An Abundant Heart


This Week's Scripture:

“For the kingdom of heaven is like a landowner who went out early in the morning to hire laborers for his vineyard. After agreeing with the laborers for the usual daily wage, he sent them into his vineyard.  When he went out about nine o’clock, he saw others standing idle in the marketplace; and he said to them, ‘You also go into the vineyard, and I will pay you whatever is right.’ So they went. When he went out again about noon and about three o’clock, he did the same. And about five o’clock he went out and found others standing around; and he said to them, ‘Why are you standing here idle all day?’  They said to him, ‘Because no one has hired us.’ He said to them, ‘You also go into the vineyard.’

When evening came, the owner of the vineyard said to his manager, ‘Call the laborers and give them their pay, beginning with the last and then going to the first.’ When those hired about five o’clock came, each of them received the usual daily wage.  Now when the first came, they thought they would receive more; but each of them also received the usual daily wage.  And when they received it, they grumbled against the landowner, saying, ‘These last worked only one hour, and you have made them equal to us who have borne the burden of the day and the scorching heat.’  But he replied to one of them, ‘Friend, I am doing you no wrong; did you not agree with me for the usual daily wage? Take what belongs to you and go; I choose to give to this last the same as I give to you. Am I not allowed to do what I choose with what belongs to me? Or are you envious because I am generous?’  So the last will be first, and the first will be last.”

— Matthew 20:1-16



Once again, Jesus tells us a story about the kingdom of heaven, but this time, the story reveals more about the KING of the kingdom than about the kingdom.  Also, the parable is more than a story about justice or fairness, but rather a story of abundant grace and mercy for ALL.  We can see the landowner in the parable as a self-portrait of Jesus.

If we follow the landowner through the parable, he can be exhausting to keep up with!  Every couple of hours he is making the trek from his vineyard to the marketplace and back again, seeking for any and every worker who can come work in his vineyard.  At the end of the parable, the landowner admits that he is generous, and his generosity is overwhelming in abundance:  the abundance of his seeking and inviting, the abundance of his vineyard which must be huge to accommodate so many workers, and finally the abundance of ensuring that every worker has his “daily bread.”

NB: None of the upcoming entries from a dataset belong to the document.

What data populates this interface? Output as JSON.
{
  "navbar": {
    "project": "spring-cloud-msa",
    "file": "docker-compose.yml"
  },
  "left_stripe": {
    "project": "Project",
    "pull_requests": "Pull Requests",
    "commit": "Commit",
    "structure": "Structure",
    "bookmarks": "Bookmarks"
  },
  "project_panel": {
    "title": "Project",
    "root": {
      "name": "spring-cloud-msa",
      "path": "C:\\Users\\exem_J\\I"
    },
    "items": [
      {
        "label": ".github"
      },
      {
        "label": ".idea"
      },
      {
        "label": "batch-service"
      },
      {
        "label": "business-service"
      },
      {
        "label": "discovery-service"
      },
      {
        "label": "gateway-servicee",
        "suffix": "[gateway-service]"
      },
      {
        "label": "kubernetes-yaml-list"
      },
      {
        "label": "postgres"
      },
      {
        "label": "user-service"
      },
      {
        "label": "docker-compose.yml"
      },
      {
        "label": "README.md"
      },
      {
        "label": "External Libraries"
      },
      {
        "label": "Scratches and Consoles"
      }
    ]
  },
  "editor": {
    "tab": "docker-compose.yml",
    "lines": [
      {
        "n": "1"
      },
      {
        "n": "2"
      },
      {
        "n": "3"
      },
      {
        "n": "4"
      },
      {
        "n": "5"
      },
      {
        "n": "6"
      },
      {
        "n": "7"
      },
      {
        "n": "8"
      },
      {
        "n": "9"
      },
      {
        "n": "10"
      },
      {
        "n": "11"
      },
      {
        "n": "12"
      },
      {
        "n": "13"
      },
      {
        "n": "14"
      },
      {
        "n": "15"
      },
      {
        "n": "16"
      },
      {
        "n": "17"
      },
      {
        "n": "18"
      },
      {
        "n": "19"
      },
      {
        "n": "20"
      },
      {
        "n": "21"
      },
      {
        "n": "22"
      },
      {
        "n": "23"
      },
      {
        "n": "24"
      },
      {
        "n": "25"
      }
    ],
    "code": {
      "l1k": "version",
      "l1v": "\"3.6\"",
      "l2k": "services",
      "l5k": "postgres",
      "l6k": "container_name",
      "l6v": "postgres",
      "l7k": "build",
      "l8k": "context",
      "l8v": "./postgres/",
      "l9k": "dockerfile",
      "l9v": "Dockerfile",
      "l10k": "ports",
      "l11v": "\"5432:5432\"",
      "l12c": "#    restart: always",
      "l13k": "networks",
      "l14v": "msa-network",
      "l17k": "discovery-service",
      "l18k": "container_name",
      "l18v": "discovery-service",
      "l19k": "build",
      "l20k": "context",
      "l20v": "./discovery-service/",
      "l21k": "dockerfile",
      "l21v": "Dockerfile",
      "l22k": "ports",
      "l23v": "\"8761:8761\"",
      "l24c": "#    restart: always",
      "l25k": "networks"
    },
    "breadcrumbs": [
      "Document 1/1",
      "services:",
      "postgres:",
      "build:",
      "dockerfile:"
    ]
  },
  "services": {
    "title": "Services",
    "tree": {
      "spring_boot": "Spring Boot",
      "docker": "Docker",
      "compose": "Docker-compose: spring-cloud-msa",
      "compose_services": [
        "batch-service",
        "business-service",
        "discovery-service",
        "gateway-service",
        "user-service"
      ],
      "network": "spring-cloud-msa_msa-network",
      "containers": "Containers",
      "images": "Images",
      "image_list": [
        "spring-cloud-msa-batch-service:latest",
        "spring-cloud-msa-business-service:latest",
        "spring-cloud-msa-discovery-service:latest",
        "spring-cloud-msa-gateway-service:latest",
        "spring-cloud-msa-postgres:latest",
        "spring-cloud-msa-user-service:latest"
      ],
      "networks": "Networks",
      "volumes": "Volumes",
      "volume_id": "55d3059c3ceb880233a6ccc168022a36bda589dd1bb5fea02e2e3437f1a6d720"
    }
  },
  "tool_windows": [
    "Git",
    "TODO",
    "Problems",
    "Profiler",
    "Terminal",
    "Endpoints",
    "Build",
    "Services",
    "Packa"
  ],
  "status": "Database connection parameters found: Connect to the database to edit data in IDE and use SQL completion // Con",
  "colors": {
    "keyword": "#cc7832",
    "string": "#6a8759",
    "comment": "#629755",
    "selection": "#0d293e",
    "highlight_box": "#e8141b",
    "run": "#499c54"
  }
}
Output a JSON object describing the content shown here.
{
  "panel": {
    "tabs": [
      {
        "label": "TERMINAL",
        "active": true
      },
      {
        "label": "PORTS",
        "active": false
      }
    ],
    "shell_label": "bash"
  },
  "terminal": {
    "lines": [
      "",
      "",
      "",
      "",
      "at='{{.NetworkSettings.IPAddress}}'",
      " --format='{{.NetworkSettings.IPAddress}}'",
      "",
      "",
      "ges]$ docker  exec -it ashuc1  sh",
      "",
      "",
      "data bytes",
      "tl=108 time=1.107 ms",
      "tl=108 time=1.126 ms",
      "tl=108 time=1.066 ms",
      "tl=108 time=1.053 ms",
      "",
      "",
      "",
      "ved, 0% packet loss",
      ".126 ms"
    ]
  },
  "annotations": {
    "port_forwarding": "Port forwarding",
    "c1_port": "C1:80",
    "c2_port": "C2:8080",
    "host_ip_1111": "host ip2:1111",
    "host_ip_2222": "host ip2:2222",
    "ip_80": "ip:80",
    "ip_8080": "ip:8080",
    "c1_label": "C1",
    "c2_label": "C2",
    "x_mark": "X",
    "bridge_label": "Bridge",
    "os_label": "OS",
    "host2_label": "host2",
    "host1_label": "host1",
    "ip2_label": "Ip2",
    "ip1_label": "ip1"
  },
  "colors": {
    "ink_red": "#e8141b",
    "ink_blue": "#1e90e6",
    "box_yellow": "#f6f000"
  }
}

When we see this as a parable of the kingdom of heaven and Jesus as the king, then we know that King Jesus and his kingdom are also overwhelmingly abundant.  We can discover the abundance of Jesus’ seeking and inviting all, the abundance of the kingdom of heaven with room for all, and finally the abundance of grace and mercy for all.


Reflect on this week’s scripture.  Are there any words or ideas that especially resonate with you or challenge you?  Are there other twists to this parable that you see?

The payment each worker receives is the amount needed for one day of providing for one’s family. It is literally one’s “daily bread.” With this in mind, read the parable: from the point of view of those hired first, those hired at noon, those hired at three, those hired at five, the manager of the vineyard, and finally from the point of view of the landowner. What do these different perspectives reveal to you about the parable and the people in it?

Right before he tells this story, Jesus says, “But many who are first will be last, and the last will be first.”  (Matthew 19:30) He ends this story with So the last will be first, and the first will be last.  What does this saying tell you about the kingdom of heaven and your own faith life?

There is no real ending to the parable.  We don’t know how the different workers responded to the landowner at the end.  How do you think the story could/would/should end? 


God of the Vineyard,

Thank you that you seek for me and invite me to your abundant generosity.

May I bless others with that same generous abundance.